The “better” for me, and for my overall well being isn’t allowed, because 68,000 people a year have to die so someone can make a bit more money. That I know, and that is why dead would have been better. My well being is completely at odds with the requirements we make of each other to live in community and society, because the community of this society will mock the fact that I won’t act like the community and society isn’t responsible for it.
I’m also willing to bet I’m not special in the sense that this is very much a part of why we’re seeing suicide rates rising among so may different demographics. Step back and think about it, do you really not think there aren’t a whole lot of people who understand what it is to have this kind of argument about that level of death and the pain and misery which accompanies it, and profit? Do you seriously not think that same underlying idea isn’t intruding into the lives of millions of people who don’t have severe and chronic mental illnesses, but are being faced with the reality that this is the society they live in? How many of them are on the receiving end of being the expendable thing that profit is paramount to? How many of them are realizing their everyday lives are a central part of what makes that reality continue to be able to exist?
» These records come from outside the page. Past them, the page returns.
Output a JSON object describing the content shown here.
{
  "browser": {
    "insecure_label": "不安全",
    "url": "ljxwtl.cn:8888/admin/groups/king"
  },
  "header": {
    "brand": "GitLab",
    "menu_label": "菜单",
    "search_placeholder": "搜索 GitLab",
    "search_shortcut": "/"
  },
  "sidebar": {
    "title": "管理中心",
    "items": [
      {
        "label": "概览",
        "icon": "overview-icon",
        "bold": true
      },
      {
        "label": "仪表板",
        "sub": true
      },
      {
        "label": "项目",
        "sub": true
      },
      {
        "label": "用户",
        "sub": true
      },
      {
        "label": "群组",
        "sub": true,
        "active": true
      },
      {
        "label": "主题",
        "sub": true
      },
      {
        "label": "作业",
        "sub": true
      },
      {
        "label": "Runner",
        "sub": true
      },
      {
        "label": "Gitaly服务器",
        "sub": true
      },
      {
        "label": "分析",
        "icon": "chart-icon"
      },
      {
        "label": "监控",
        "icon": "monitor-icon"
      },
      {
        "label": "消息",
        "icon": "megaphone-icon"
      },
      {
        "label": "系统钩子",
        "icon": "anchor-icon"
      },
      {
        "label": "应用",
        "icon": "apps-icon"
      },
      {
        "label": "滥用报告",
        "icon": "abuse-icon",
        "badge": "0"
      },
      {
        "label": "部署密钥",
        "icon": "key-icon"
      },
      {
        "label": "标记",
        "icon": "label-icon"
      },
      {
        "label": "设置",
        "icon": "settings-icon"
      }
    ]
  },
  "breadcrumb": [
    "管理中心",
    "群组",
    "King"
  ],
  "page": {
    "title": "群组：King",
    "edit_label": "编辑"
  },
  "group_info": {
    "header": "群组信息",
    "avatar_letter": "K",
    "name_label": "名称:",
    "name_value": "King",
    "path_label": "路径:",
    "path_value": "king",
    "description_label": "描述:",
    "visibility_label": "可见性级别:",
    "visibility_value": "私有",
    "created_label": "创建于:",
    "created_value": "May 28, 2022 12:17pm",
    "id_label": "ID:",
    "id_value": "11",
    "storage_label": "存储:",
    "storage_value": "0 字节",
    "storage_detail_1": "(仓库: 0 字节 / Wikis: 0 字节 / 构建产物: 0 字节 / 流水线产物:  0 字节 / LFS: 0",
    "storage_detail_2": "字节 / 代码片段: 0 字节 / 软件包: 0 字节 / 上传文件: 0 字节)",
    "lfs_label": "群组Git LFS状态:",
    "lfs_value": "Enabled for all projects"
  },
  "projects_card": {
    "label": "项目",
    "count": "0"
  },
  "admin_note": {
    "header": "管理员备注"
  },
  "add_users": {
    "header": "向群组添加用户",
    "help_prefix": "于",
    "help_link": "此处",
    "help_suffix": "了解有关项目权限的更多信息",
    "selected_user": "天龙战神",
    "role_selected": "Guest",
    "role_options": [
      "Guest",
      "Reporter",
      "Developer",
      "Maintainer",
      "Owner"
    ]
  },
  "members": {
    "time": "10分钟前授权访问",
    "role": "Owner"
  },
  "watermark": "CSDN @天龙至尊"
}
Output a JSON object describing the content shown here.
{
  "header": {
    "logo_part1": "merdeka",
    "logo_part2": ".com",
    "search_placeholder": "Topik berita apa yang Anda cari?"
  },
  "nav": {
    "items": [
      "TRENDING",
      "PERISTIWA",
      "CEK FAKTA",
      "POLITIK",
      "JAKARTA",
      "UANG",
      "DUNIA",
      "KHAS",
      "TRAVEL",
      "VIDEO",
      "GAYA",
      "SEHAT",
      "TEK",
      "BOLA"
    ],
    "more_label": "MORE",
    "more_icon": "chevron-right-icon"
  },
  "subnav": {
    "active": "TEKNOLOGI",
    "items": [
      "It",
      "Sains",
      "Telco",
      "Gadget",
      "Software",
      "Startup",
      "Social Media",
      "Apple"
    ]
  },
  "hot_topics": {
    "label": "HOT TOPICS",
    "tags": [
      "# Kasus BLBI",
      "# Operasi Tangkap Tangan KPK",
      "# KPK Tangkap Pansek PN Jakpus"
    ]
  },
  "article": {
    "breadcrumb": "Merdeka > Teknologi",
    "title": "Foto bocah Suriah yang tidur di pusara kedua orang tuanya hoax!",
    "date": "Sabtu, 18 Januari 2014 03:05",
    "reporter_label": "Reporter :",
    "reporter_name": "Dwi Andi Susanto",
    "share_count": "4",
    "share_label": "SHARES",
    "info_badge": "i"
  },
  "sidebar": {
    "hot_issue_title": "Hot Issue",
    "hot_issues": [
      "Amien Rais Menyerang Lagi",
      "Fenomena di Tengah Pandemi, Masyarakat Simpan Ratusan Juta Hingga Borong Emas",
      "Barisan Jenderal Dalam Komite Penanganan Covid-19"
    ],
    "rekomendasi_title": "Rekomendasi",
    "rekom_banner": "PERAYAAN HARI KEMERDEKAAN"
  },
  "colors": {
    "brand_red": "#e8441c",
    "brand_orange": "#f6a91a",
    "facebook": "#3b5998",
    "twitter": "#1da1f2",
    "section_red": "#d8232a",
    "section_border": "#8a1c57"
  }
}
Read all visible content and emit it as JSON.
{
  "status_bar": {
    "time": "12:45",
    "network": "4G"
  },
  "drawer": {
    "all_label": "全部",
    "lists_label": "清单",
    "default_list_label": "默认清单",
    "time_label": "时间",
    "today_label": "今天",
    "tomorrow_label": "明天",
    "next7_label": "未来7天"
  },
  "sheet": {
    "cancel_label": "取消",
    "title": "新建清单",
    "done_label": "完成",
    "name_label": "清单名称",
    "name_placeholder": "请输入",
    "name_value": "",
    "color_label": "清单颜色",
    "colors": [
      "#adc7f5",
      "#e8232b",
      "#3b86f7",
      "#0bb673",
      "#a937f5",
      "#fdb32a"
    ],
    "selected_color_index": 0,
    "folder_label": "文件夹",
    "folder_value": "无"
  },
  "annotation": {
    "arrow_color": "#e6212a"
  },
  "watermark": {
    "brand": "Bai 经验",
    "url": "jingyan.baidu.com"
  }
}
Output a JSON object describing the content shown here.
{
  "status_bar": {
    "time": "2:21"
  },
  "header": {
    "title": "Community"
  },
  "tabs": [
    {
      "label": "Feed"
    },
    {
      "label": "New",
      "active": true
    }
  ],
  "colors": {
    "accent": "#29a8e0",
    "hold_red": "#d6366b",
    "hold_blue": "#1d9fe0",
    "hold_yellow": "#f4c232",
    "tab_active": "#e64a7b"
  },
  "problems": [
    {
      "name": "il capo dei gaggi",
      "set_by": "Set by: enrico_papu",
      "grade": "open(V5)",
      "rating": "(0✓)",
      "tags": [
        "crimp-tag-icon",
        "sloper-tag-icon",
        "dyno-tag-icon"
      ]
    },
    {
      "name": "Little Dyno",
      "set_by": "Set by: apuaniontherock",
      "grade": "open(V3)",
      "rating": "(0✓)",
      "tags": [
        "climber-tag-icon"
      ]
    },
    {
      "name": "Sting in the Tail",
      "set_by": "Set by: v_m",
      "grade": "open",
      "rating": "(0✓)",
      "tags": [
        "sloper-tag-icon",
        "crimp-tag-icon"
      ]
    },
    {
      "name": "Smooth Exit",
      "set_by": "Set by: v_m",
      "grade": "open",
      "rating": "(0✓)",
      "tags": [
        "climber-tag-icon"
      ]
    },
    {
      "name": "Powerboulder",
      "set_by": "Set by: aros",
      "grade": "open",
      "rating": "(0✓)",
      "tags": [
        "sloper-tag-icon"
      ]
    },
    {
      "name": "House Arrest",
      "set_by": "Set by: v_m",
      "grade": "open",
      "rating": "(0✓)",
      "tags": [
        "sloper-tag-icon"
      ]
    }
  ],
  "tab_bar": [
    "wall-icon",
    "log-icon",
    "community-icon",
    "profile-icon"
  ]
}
Nah, it’s the nastiness on the internet, that’s the problem, right? It’s not that the nastiness on the internet is an outgrowth of that reality, that can’t possibly be it. Just, for a second, think about what kind of dehumanization and degradation can be hidden when the fact that we’re having an argument about whether 68,000 lives or the insurance industries obscene profits is more important, and we don’t even fully recognize that is the argument we’re having.
This is what I see, and I understand this is who we are, and I am not inclined to believe that “health” is found in making my place in that and that death would have been better than having spent so many years trying to and being miserable and in pain, and causing so main others pain.